You must be thinking: “been there, done that,” but have you really? Wooden textures may seem like a conventional choice, but they’re timeless for a reason. They’re cozy, attractive, and can make a space look absolutely comfortable. You can also have a lot of fun with their implementation. Want to know how? Let’s take a look:
1. Using it in patterns
Using wooden accents in conventional set ups can seem boring and repetitive, which is why it’s always better to introduce some patterns. These can be used in large or moderate amounts depending on the ambiance. You can even feature them on the furniture surfaces if in-built design elements seem like too much. Herringbone pattern is a fan favourite and definitely attracts the eye when used in the right manner.
2. Creating tunnels
If you’re one of those homeowners who isn’t afraid to be a bit unconventional, then this idea is for you.
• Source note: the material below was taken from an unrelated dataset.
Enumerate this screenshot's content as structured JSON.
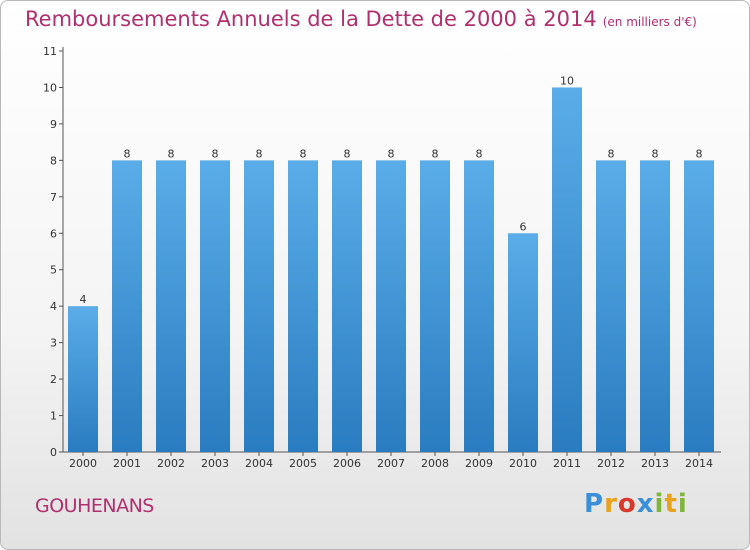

Often times – especially in open-floor plans – you end up with spaces that are too large to be left useless. You can make them seem relative to the whole ambiance by creating a texture tunnel there, and wood is the best choice for the finish. Given the right choice of material, it can be sleek yet cozy at the same time.
3. Background accents
Another way to embellish with wooden accents is by using them only in the background. This seems like a successful tactic because relegating all the visual texture into the backdrop can actually make the foreground seem like a cozy place. Moreover, you can reduce the amount of visual clutter if you go by this rule.
4. As transition elements
Wooden textures make amazing transition elements. This basically means that if you have a design element or a wall that’s smack in the middle of two spaces, you can clad it with wooden textures to make it seem visually essential. If you don’t, then it’s simply going to end up looking redundant.
5. As a complementary element
The amazing thing about wooden textures is that they go well with everything – any colour, any accessory, fabric, upholstery, and more. Therefore, they have the potential to be used as a complementary design element with a lot of other features – be it beds, nightstands, sofas, or more.